Though the State Tax Administration of Ukraine has not abandoned its approach to taxing non-residents’ salaries (they insist on a 30 percent tax rate), they agreed to soften the requirements for the voluntary determination of a foreigner’s residence status. District tax inspectorates have already started to accept foreigners’ claims and issue the appropriate notifications.
The tax administration is working on formalizing this liberalized approach by amending the overview letter mentioned above. Although the authorities have fielded numerous requests that they revise their position (the business community seems to understand that it is wise to ask for more than it expects to get), only some of the requests will be satisfied.
In a nutshell, the following are the most important positive revisions that the tax administration is likely to make to the overview letter:
Penalties and additional tax charges for the past: The tax administration supports the view that no penalties or additional tax charges should apply to the periods when order #50 was effective.

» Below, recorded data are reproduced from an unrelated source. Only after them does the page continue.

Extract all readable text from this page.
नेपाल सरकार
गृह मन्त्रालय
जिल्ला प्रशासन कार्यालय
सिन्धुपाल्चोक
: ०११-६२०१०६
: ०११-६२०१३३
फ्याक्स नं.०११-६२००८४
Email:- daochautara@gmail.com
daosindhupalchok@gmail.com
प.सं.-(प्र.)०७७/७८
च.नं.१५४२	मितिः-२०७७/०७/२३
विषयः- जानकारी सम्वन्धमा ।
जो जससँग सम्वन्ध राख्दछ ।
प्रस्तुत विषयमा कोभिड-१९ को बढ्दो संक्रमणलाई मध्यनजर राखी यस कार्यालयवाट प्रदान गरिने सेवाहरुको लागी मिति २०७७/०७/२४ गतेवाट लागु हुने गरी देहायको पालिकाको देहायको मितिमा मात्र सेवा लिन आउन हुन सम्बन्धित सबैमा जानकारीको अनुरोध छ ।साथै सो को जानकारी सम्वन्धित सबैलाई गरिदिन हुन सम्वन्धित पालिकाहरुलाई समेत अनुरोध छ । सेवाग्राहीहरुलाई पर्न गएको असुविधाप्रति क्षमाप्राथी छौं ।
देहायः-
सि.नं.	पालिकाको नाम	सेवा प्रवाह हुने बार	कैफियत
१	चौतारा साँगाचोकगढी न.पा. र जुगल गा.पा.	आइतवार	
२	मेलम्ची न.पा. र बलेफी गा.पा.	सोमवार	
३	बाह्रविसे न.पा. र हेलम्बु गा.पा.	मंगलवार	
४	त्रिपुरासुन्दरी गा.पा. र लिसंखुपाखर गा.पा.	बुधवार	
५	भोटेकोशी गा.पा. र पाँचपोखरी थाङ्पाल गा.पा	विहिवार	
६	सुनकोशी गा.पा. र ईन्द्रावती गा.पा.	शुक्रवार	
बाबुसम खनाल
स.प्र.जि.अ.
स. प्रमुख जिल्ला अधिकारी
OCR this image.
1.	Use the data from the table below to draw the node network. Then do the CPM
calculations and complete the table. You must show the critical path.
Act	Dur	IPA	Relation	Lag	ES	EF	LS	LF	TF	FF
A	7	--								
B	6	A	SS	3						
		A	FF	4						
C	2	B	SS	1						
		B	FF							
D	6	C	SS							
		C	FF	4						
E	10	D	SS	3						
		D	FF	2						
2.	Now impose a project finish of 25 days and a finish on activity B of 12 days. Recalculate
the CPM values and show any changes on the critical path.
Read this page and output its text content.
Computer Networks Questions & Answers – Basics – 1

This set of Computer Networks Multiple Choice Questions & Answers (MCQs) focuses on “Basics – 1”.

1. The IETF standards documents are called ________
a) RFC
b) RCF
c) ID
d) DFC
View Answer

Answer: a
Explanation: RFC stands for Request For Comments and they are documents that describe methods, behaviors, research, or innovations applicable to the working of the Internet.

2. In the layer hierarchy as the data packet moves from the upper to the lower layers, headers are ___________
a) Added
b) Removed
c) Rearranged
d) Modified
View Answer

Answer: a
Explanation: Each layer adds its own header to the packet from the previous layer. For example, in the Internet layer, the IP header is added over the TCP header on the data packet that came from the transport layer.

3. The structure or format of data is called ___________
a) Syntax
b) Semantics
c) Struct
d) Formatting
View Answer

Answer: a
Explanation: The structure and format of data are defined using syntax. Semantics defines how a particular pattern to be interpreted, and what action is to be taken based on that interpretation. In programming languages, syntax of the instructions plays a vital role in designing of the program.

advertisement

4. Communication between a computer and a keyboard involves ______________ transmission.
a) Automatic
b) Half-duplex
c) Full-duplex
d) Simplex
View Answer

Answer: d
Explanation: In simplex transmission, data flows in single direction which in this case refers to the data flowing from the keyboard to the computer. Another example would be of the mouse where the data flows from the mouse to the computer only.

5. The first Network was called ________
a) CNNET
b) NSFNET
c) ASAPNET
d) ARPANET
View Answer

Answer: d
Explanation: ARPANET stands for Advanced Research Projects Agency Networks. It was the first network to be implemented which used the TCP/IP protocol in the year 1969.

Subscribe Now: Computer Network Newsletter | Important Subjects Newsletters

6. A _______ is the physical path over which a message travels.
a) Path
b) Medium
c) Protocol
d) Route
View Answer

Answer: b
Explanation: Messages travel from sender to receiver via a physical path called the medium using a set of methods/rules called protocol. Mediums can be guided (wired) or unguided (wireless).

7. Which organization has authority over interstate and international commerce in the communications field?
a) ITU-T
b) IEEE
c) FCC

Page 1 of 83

Support documents for obtaining tax residency: A precise list of the documents required for obtaining tax residence status will be prescribed. The list will no doubt be extensive and a foreigner (or employer) will have to make a considerable effort to collect all the documents on it. Regrettably, even under the revised approach, there will be cases in which a foreigner will likely be unable to obtain all the documents he or she needs, as the tax administration still has not accounted for all the scenarios under which a foreigner might stay in Ukraine.
Foreigners with long-term residency: The tax administration is now envisaging the possibility of a simplified procedure for obtaining residence status for foreigners who were considered Ukrainian tax residents in the previous calendar year. This is the issue that, as treated in the current overview letter, has generated the most criticism.
Tax recalculation: 15 percent versus 30 percent; the possibility of recalculating taxes withheld from a foreigner’s income at a 30 percent rate, provided that he or she subsequently confirms Ukrainian tax residency for the respective periods, remains in doubt. At the moment, the legal grounds for such recalculation are under investigation. Unfortunately, the authorities doubt that recalculation is achievable.
This issue mostly affects newcomers to Ukraine. The uncertainty should be taken into account when a newcomer’s compensation strategy is being designed.
The negative impact that this situation has had on day-to-day business in Ukraine highlights the importance of good, clear and workable tax legislation. Ukraine needs better tax laws and the European Business Association will continue to help achieve this goal.